И затем она добавила:

— Преступление отняло у меня моего мальчика, а ваша доброта не только его сохранила, но и сделала незаурядным человеком…

— И к тому же этот скотина Ной Джонс, помимо своей воли, снабдил его состоянием, которому могут позавидовать многие американские богачи! — воскликнул Бредежор.

Все посмотрели на него с удивлением.

— Бесспорно, — продолжал опытный адвокат. — Разве Эрик не унаследовал от своего отца доходы, приносимые нефтяным промыслом «Вандалия»? Разве он не был незаконно их лишён на протяжении двадцати двух лет? И разве не достаточно будет для установления его родства и признания за ним прав наследования простых свидетельских показаний нескольких лиц, знавших его с детства, начиная с присутствующих здесь маастера Герсебома и его супруги Катрины и кончая господином Маляриусом и нами?

Если Ной Джонс оставил детей, то они юридически ответственны за этот огромный просроченный долг, который, по-видимому, поглотит целиком принадлежащую им долю совместного капитала. Если же у этого негодяя не было детей, то по условиям договора, которые прочёл нам г-н Дюрьен, Эрик — единственный законный наследник всего состояния. В любом случае он должен иметь в Пенсильвании не менее ста пятидесяти или двухсот тысяч долларов годового дохода:

— Ну и ну! — смеясь, произнёс доктор Швариенкрона, — вот вам и маленький рыбак из Нороэ! Он представляет теперь довольно завидную партию!.. Лауреат Географического общества, впервые осуществивший кругосветное полярное плавание, молодой человек, обременённый «скромным» доходом в двести тысяч долларов — такого жениха не так-то легко найти в Стокгольме! Как ты думаешь, Кайса?

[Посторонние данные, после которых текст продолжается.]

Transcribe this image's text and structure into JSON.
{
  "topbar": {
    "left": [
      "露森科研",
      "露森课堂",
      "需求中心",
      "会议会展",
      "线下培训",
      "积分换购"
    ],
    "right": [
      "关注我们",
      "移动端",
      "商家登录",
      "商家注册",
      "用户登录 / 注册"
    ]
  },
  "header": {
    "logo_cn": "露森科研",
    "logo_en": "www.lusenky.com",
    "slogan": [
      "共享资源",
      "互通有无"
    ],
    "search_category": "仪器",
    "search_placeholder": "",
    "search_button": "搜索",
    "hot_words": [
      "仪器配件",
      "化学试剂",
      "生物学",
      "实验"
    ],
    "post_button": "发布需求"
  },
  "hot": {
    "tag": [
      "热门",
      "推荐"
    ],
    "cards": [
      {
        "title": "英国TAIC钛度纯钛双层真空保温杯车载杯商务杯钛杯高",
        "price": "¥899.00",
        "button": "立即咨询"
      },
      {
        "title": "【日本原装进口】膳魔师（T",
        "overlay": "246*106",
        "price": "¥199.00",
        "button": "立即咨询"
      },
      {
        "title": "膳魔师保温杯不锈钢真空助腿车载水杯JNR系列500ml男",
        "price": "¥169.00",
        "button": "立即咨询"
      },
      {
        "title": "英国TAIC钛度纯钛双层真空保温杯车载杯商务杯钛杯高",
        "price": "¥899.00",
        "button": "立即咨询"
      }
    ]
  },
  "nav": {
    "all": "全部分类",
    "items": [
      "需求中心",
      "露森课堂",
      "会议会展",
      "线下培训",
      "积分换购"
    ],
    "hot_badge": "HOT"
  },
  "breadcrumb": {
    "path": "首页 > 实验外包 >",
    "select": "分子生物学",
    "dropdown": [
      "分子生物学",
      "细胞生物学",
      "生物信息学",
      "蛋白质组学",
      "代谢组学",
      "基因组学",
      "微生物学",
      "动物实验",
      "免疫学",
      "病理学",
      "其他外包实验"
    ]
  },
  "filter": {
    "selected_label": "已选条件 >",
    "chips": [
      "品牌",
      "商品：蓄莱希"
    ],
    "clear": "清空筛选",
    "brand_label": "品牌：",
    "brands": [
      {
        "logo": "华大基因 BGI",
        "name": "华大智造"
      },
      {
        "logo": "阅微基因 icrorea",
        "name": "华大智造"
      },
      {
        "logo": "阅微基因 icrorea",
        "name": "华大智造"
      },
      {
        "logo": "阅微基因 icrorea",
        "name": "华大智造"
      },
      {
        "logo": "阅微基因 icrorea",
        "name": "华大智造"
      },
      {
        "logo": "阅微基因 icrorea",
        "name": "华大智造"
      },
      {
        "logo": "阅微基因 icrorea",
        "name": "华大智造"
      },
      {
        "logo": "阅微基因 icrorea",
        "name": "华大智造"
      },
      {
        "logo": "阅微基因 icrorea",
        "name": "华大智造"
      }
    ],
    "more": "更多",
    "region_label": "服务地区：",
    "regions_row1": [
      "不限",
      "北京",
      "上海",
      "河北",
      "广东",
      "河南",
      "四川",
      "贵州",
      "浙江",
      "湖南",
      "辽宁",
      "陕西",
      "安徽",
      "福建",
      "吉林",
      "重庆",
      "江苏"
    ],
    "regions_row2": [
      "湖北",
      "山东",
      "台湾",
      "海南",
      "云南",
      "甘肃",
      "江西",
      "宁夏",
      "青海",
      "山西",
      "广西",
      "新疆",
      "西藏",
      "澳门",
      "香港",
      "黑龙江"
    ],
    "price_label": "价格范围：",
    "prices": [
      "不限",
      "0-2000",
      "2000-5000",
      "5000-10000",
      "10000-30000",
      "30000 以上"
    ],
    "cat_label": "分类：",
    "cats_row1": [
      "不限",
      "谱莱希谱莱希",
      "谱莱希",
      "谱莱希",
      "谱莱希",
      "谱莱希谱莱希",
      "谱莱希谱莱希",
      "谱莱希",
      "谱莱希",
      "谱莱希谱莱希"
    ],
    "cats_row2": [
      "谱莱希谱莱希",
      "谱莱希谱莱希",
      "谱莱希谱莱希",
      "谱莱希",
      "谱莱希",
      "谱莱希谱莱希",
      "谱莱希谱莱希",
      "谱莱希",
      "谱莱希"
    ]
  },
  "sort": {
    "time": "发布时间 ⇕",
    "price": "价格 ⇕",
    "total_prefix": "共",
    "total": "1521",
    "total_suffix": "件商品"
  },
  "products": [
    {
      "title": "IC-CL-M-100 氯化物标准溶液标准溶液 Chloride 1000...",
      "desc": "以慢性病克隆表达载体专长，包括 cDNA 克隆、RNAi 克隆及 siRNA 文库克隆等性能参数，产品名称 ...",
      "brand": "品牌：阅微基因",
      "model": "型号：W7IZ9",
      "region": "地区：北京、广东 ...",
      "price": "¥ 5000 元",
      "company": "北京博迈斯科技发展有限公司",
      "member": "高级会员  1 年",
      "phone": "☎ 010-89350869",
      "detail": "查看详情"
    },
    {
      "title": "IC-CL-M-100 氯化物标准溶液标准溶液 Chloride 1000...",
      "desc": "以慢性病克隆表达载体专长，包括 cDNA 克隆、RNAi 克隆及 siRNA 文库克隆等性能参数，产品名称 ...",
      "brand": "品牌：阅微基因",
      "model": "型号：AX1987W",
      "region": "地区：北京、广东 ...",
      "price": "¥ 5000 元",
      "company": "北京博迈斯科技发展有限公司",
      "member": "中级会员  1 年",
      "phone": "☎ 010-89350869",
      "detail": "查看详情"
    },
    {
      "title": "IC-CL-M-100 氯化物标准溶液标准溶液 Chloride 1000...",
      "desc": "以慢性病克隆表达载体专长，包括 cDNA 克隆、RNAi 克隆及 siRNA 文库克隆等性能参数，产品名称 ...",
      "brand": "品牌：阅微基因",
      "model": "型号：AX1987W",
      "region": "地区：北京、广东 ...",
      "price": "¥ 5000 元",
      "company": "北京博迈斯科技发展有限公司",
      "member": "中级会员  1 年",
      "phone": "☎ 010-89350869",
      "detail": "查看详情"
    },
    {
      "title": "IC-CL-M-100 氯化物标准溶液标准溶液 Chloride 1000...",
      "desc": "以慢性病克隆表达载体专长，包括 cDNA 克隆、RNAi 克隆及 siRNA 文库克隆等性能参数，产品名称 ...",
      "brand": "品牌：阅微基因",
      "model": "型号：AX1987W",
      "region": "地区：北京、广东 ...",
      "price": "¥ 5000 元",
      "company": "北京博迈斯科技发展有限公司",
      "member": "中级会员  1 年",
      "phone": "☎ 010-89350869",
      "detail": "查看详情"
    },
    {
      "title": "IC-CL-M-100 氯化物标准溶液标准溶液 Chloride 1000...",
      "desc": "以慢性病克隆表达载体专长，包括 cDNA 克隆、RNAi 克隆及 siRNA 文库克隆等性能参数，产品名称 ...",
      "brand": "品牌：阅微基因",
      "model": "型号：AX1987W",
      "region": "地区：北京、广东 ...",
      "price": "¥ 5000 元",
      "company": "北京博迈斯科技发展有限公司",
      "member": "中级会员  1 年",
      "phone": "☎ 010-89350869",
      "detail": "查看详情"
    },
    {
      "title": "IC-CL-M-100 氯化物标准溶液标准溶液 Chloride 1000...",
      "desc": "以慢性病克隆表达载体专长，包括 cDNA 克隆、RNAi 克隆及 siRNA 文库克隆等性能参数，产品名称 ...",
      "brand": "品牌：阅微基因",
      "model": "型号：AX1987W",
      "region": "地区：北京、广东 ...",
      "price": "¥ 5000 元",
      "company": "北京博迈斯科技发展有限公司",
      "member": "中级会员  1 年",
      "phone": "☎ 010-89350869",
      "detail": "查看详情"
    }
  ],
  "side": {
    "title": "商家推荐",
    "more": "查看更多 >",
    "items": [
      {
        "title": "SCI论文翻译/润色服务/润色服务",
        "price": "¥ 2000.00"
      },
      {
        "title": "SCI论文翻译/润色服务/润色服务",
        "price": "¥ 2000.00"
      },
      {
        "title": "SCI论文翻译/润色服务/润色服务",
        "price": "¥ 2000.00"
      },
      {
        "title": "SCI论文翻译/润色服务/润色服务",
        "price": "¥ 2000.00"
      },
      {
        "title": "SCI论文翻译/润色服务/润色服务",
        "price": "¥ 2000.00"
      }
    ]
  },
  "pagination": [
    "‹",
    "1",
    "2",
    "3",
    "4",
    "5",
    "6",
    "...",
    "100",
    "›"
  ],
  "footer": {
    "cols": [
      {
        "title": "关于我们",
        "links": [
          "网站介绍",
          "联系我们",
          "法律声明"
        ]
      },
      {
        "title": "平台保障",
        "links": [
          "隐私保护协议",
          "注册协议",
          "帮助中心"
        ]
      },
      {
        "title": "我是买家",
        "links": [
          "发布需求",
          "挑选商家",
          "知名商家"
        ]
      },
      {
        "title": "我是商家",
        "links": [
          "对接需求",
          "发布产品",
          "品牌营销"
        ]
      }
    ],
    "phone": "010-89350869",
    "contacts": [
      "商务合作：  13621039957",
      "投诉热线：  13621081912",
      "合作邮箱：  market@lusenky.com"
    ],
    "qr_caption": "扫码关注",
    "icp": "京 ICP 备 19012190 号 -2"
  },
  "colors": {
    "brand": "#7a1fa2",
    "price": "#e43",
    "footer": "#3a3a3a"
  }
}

При этом шутливом замечании, о жестокости которого её дядя, конечно, не подозревал, девушка густо покраснела. Именно в ту минуту Кайса говорила себе, что была несколько недальновидна, оттолкнув такого достойного поклонника, и что в дальнейшем нужно будет оказывать ему больше внимания.

Но Эрик, как это ни странно, не чувствовал к ней больше никакой привязанности, особенно сейчас, когда его самолюбие уже не могли уязвить её презрительные реплики. То ли разлука и размышления в долгие часы ночных вахт помогли ему понять чёрствую душу Кансы, то ли ему достаточно было сознавать, что теперь она уже не может считать его «жалким подкидышем», но отныне он оказывал ей только самое необходимое внимание, на какое она имела право как молодая девушка и племянница доктора Швариенкрона.

Его решительное предпочтение было отдано Ванде, которая становилась все более очаровательной. Её исключительная доброта, врождённое изящество, благородство и чистосердечие привлекали к ней симпатии всех, кто её знал. Она и недели ещё не провела в Валь-Фере, как г-жа Дюрьен во всеуслышание заявила, что даже не представляет себе, как с нею расстанется.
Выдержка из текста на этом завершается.